Steps for Staining Wood Crown Molding
- First, sand with 100 grit sandpaper. This creates a smooth surface that will take stain evenly. Make sure to sand out any blemishes as well.
- Apply stain by brushing on generously, then wipe excess stain off with a lint-free cloth. Start by wiping the stained area first (for an even stain, you want all areas to have roughly the same amount of time to absorb stain). Wipe with a light but consistent pressure.
- Dry brush (run the bristles of a dry brush) across any areas where too much stain is still lingering, such as in any cracks. Wipe the brush off frequently.
- Examine your work. Areas that are too light can have more stain added. Areas that seem too dark can be lightened by rubbing a rag dipped in paint thinner over it.
- Allow to dry overnight.
How to Use a Sanding Sealer
Select an oil-based sanding sealer, such as this one:
- Brush on your sanding sealer in the direction of the grain. Work quickly and carefully to cover the surface (it will dry quickly).

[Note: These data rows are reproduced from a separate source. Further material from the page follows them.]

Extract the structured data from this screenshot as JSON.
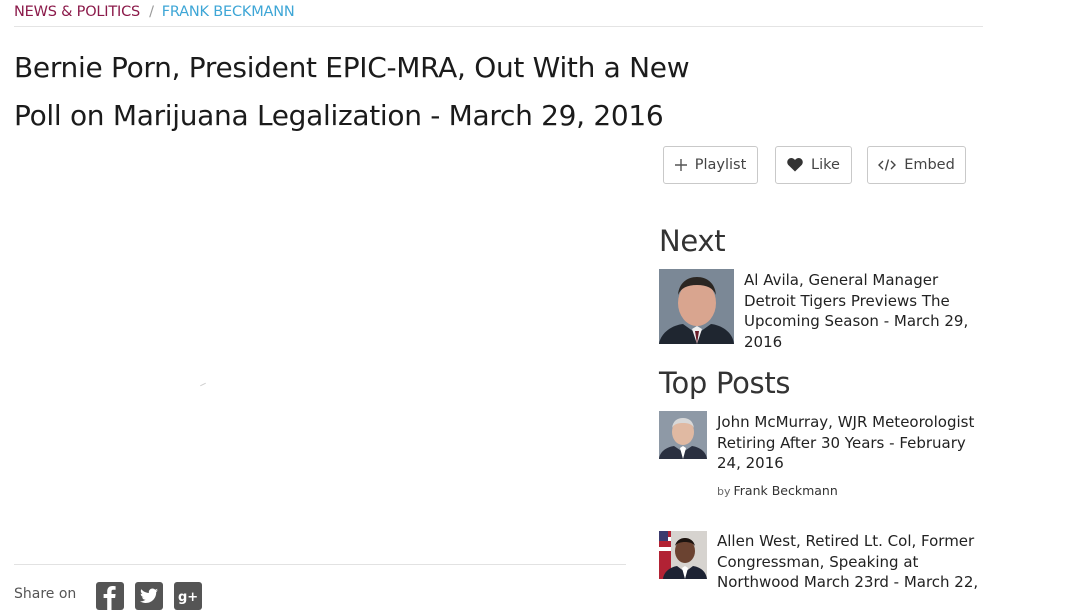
{
  "breadcrumb": {
    "category": "NEWS & POLITICS",
    "separator": "/",
    "author": "FRANK BECKMANN"
  },
  "post": {
    "title": "Bernie Porn, President EPIC-MRA, Out With a New Poll on Marijuana Legalization - March 29, 2016"
  },
  "share": {
    "label": "Share on"
  },
  "actions": {
    "playlist": "Playlist",
    "like": "Like",
    "embed": "Embed"
  },
  "next": {
    "heading": "Next",
    "item": {
      "title": "Al Avila, General Manager Detroit Tigers Previews The Upcoming Season - March 29, 2016"
    }
  },
  "top_posts": {
    "heading": "Top Posts",
    "items": [
      {
        "title": "John McMurray, WJR Meteorologist Retiring After 30 Years - February 24, 2016",
        "by": "by",
        "author": "Frank Beckmann"
      },
      {
        "title": "Allen West, Retired Lt. Col, Former Congressman, Speaking at Northwood March 23rd - March 22,"
      }
    ]
  },
  "colors": {
    "category": "#8b1a4a",
    "author_link": "#3ea6d6",
    "border": "#c9c9c9"
  },
  "icons": [
    "plus-icon",
    "heart-icon",
    "code-icon",
    "facebook-icon",
    "twitter-icon",
    "google-plus-icon"
  ]
}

- Examine for any spots where more finish is needed, and add. Then run the brush from beginning to end in smooth, long strokes to help even out the coat.
- Let dry, then sand lightly with extra-fine sandpaper (240 or 280 grit). Be sure that you clean up well after sanding – any dust left around can ruin your project if it dries into the varnish in the next step.
How to Apply Varnish To Molding
Varnish is essentially the same process as the sealer. Brush on an oil-based varnish, moving in the direction of the grain. When done, fill in any gaps. Then run the brush from beginning to end, evening out the coat. A good selection for varnish is this General Finishes Arm-R-Seal Semi-Gloss.
One coat is enough unless you end up with a lot of flaws you want to cover. In that case, let it dry, sand lightly, and try again.
Crown molding should never be painted in a flat finish, which is already reserved for walls and ceilings. A gloss finish is a durable choice that is also visually appealing. Semi-gloss is the easiest to paint with. Painting to match trim often gives the best appearance, though on occasion, painting in a shade that is similar to (but not identical to) the walls is appealing.